- Theatrical release poster
- Directed by: Ramesh Cheppala
- Written by: Ramesh Cheppala
- Produced by: Dr. Keerthi Latha Goud Bathini Ch. Raja Narendar
- Starring: Anji Valguman Sai Prasanna Kondra Abhiram Vollala
- Cinematography: K. Chitti Babu
- Edited by: Bonthala Nageswara Reddy
- Music by: Charan Arjun
- Production companies: AB Cinemass Nihal Productions
- Distributed by: Mythri Movie Makers
- Release date: 9 June 2023;
- Running time: 134 minutes
- Country: India
- Language: Telugu

= Bheemadevarapally Branchi =

2023 Telugu comedy drama film

Bheemadevarapally Branchi is a 2023 Indian Telugu-language comedy drama film directed by Ramesh Cheppala and professor K. Nageshwar has a key role in the movie. V. V. Lakshminarayana, popularly known as 'JD' Lakshmi Narayana, is also part of the cast. The film also features Anji Valguman, Sai Prasanna Kondra, and Abhiram Vollala in lead roles.

== Plot ==
Jampanna receives fifteen lakh rupees in his bank account and assumes he has received the cash in his 'Zero Account' as promised by a political leader. Soon, the bank claims that the money was transferred by mistake, but he has spent all the money.
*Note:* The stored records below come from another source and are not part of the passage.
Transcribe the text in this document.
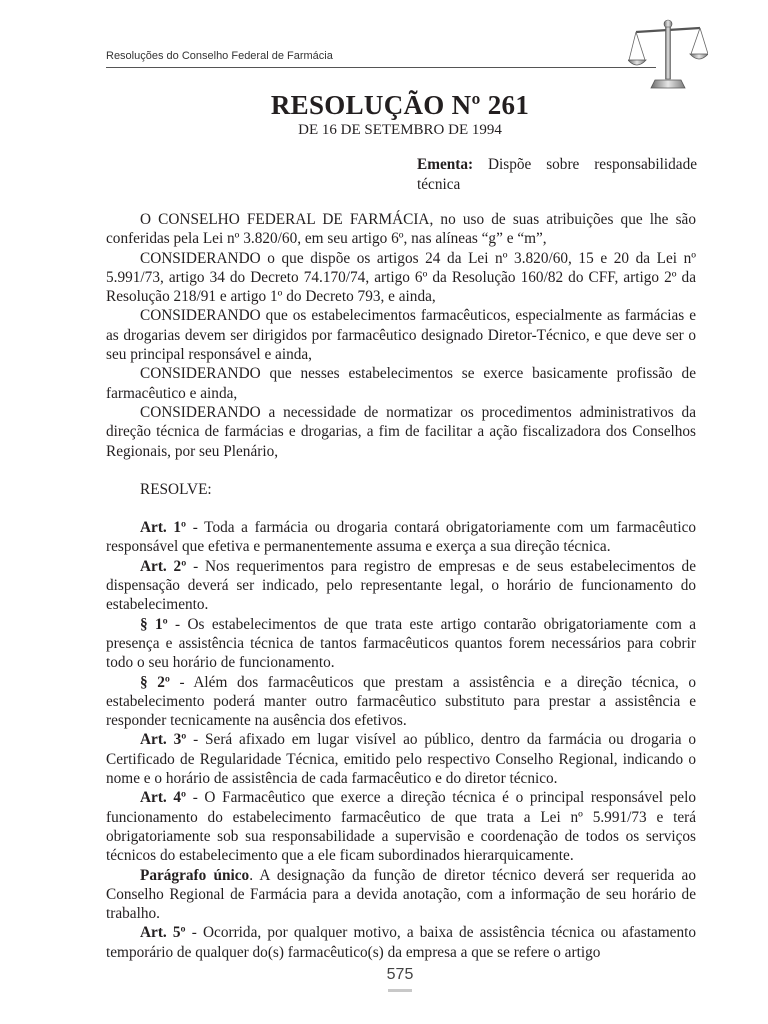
Resoluções do Conselho Federal de Farmácia
RESOLUÇÃO Nº 261
DE 16 DE SETEMBRO DE 1994
Ementa: Dispõe sobre responsabilidade técnica

O CONSELHO FEDERAL DE FARMÁCIA, no uso de suas atribuições que lhe são conferidas pela Lei nº 3.820/60, em seu artigo 6º, nas alíneas “g” e “m”,

CONSIDERANDO o que dispõe os artigos 24 da Lei nº 3.820/60, 15 e 20 da Lei nº 5.991/73, artigo 34 do Decreto 74.170/74, artigo 6º da Resolução 160/82 do CFF, artigo 2º da Resolução 218/91 e artigo 1º do Decreto 793, e ainda,

CONSIDERANDO que os estabelecimentos farmacêuticos, especialmente as farmácias e as drogarias devem ser dirigidos por farmacêutico designado Diretor-Técnico, e que deve ser o seu principal responsável e ainda,

CONSIDERANDO que nesses estabelecimentos se exerce basicamente profissão de farmacêutico e ainda,

CONSIDERANDO a necessidade de normatizar os procedimentos administrativos da direção técnica de farmácias e drogarias, a fim de facilitar a ação fiscalizadora dos Conselhos Regionais, por seu Plenário,

RESOLVE:

Art. 1º - Toda a farmácia ou drogaria contará obrigatoriamente com um farmacêutico responsável que efetiva e permanentemente assuma e exerça a sua direção técnica.

Art. 2º - Nos requerimentos para registro de empresas e de seus estabelecimentos de dispensação deverá ser indicado, pelo representante legal, o horário de funcionamento do estabelecimento.

§ 1º - Os estabelecimentos de que trata este artigo contarão obrigatoriamente com a presença e assistência técnica de tantos farmacêuticos quantos forem necessários para cobrir todo o seu horário de funcionamento.

§ 2º - Além dos farmacêuticos que prestam a assistência e a direção técnica, o estabelecimento poderá manter outro farmacêutico substituto para prestar a assistência e responder tecnicamente na ausência dos efetivos.

Art. 3º - Será afixado em lugar visível ao público, dentro da farmácia ou drogaria o Certificado de Regularidade Técnica, emitido pelo respectivo Conselho Regional, indicando o nome e o horário de assistência de cada farmacêutico e do diretor técnico.

Art. 4º - O Farmacêutico que exerce a direção técnica é o principal responsável pelo funcionamento do estabelecimento farmacêutico de que trata a Lei nº 5.991/73 e terá obrigatoriamente sob sua responsabilidade a supervisão e coordenação de todos os serviços técnicos do estabelecimento que a ele ficam subordinados hierarquicamente.

Parágrafo único. A designação da função de diretor técnico deverá ser requerida ao Conselho Regional de Farmácia para a devida anotação, com a informação de seu horário de trabalho.

Art. 5º - Ocorrida, por qualquer motivo, a baixa de assistência técnica ou afastamento temporário de qualquer do(s) farmacêutico(s) da empresa a que se refere o artigo

575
For the rest of the story, Jampanna faces the consequences of his actions and learns from them.

== Production ==
The film was directed by Ramesh Cheppala, who earlier directed the film Bewars, and produced by Bathini Keerthi Latha Goud and Ch. Raja Narendar under the banners of AB Cinemass and Nihal Productions. The cinematography of the film was done by K. Chitti Babu, and the editing of the film was done by Bonthala Nageswara Reddy. The teaser for the film was launched by the Minister of Municipal Administration and Urban Development of Telangana, K. T. Rama Rao, on 9 February 2023.

==Soundtrack==
Charan Arjun composed the music along with the background score, distribution rights were acquired by Aditya Music.

==Release==
Bheemadevarapally Branchi was released on 9 June 2023 to mixed-to-positive reviews from critics and audiences, alike.